Wednesday, June 10, 2015

Di Balik Kontroversi Tanaman Transgenik

Tanaman transgenik merupakan tanaman yang memiliki gen atau telah disisipi gen dari organisme lain, dan dapat pula disebut sebagai Genetically Modified Organism (organisme yang termodifikasi secara genetik). Penyisipan gen biasanya dilakukan pada tanaman pangan untuk menciptakan kualitas tanaman pangan yang lebih baik dari pada sebelumnya. Contoh manfaatnya, agar produk tanaman pangan lebih tahan hama, lebih toleran terhadap panas, dingin ataupun kekeringan, serta berproduksi lebih tinggi.

Penyisipan gen pada suatu tanaman membutuhkan proses yang sulit dan panjang. Untuk menyisipkan sebuah gen pada sel tumbuhan dibutuhkan vektor tertentu. Vektor adalah organisme yang berfungsi sebagai "kendaraan" pembawa materi genetik yang di sisipkan. Sel tumbuhan tidak memiliki plasmid seperti bakteri sehingga pilihan vektor yang berfungsi untuk memasukan gen ke dalam sel tanaman juga terbatas. Sejauh ini, vektor terbaik untuk menyisipkan gen pada tanaman adalah Agrobacterium Tumefaciens, karena bakteri ini mendapatkan Ti-plasmid (Tumor Induting Plasmid) yang dapat berintegrasi ke dalam DNA tumbuhan.

Salah satu contoh tanaman transgenik adalah Golden Rice (beras emas). Beras ini adalah hasil penelitian seorang ilmuwan rekayasa hayati (bioengineer) asal Swiss, Ingo Potrykus (Swiss federal Institute of Technology) dan Peter Beyer (University of freigburg). Golden rice berbeda dengan beras  biasa. Warnanya kekuningan karena telah disisipi dengan gen  yang membentuk beta-carotene, sumber vitamin A. Beras ini di ciptakan untuk mengurangi defisiensi vitamin A yang mengakibatkan sekitar 250 juta anak kecil usia di bawah 5 tahun meninggal dunia di berbagai belahan dunia, terutama di negara berkembang yang mayoritas makanan utamanya nasi.

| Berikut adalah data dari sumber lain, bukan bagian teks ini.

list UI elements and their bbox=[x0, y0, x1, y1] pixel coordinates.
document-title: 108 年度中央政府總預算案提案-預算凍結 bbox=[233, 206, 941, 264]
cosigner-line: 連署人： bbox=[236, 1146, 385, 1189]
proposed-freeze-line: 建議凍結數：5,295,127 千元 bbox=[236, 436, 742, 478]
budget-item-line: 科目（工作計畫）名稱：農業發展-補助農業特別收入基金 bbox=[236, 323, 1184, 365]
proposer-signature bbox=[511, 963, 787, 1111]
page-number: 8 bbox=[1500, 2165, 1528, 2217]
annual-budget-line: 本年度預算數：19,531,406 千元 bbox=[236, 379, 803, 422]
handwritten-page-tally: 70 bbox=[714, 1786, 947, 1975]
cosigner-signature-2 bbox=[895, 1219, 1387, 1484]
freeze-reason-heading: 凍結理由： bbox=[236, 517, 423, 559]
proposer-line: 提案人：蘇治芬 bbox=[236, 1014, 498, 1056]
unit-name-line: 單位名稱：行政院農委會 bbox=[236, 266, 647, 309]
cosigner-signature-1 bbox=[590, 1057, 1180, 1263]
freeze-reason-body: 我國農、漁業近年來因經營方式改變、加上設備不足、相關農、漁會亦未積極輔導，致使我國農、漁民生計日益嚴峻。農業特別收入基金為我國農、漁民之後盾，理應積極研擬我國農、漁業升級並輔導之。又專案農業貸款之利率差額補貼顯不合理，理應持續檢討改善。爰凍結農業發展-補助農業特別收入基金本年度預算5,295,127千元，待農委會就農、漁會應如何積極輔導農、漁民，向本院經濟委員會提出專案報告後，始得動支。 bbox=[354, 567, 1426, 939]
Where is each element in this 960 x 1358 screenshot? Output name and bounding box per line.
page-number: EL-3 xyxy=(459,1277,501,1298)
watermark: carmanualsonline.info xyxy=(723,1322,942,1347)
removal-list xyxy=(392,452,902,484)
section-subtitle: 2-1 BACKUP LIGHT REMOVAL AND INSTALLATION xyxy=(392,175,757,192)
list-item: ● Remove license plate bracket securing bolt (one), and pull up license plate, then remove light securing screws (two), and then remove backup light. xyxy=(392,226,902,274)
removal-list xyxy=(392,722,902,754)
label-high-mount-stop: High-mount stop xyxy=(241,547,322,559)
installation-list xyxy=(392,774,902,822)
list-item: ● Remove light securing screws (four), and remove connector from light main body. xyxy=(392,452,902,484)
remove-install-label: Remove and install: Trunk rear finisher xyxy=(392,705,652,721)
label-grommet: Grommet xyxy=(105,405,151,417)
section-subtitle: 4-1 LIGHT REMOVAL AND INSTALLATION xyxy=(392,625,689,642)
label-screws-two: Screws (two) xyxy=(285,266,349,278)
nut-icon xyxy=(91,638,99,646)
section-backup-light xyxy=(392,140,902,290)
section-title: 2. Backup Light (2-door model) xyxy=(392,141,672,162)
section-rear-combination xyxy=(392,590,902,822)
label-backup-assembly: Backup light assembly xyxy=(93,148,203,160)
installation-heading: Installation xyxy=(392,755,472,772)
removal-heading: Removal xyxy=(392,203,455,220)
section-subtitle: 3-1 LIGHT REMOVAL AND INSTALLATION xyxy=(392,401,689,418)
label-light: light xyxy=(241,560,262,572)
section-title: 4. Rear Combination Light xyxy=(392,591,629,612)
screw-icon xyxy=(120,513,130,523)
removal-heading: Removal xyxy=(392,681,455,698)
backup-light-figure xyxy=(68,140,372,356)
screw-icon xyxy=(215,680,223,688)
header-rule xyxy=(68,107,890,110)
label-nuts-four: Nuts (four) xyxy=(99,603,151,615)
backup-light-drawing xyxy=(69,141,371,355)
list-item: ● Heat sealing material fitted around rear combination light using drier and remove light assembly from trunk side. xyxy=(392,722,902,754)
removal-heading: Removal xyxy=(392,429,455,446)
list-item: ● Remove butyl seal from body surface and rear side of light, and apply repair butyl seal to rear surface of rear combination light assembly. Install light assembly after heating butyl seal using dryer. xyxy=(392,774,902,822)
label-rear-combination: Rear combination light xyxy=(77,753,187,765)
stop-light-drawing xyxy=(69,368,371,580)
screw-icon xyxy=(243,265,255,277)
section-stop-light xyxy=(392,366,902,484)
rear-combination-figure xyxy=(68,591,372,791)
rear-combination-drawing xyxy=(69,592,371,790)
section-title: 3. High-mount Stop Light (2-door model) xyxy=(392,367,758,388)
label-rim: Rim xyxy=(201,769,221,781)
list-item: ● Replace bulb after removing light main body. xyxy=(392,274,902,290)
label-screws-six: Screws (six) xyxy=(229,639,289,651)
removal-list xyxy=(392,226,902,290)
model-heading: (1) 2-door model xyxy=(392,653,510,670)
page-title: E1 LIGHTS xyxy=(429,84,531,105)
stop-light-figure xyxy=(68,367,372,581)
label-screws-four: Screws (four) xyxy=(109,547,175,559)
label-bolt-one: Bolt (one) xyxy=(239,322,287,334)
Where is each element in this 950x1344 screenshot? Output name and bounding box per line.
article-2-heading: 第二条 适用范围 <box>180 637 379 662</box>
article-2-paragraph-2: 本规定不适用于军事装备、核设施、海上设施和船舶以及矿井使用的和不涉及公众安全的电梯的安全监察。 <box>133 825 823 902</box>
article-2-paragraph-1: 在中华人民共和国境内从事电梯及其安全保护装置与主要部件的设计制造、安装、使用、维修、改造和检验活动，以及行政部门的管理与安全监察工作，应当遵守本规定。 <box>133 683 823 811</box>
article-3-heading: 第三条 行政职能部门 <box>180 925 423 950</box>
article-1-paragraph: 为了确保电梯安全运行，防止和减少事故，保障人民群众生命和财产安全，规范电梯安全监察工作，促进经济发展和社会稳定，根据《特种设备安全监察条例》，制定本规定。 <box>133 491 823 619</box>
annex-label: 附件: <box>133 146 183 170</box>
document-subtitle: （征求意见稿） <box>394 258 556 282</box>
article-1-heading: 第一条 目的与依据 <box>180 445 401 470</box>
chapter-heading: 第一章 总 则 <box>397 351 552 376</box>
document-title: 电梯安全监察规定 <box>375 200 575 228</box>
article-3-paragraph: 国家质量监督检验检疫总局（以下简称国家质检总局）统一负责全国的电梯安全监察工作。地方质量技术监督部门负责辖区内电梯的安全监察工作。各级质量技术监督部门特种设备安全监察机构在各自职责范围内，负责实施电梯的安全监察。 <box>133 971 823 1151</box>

Selain vitamin A, Potrykus juga berinisiatifmenambahkan gen Ferritin yang berasal dari kacang ke dalam gen padi untuk meningkatkan kadar zat besi, serta gen methallotionin yang terdapat pada tanaman padi liar (wildtype) untuk meningkatkan persediaan protein sulfur guna meningkatkan proses penyerapan zat besi. Selain itu, dia juga menyisipkan gen phytase (berasal dari jamur Aspergillus fugus) yang berfungsi untuk menghancurkan enzim Phytate (penghambat reabsorpsi zat besi).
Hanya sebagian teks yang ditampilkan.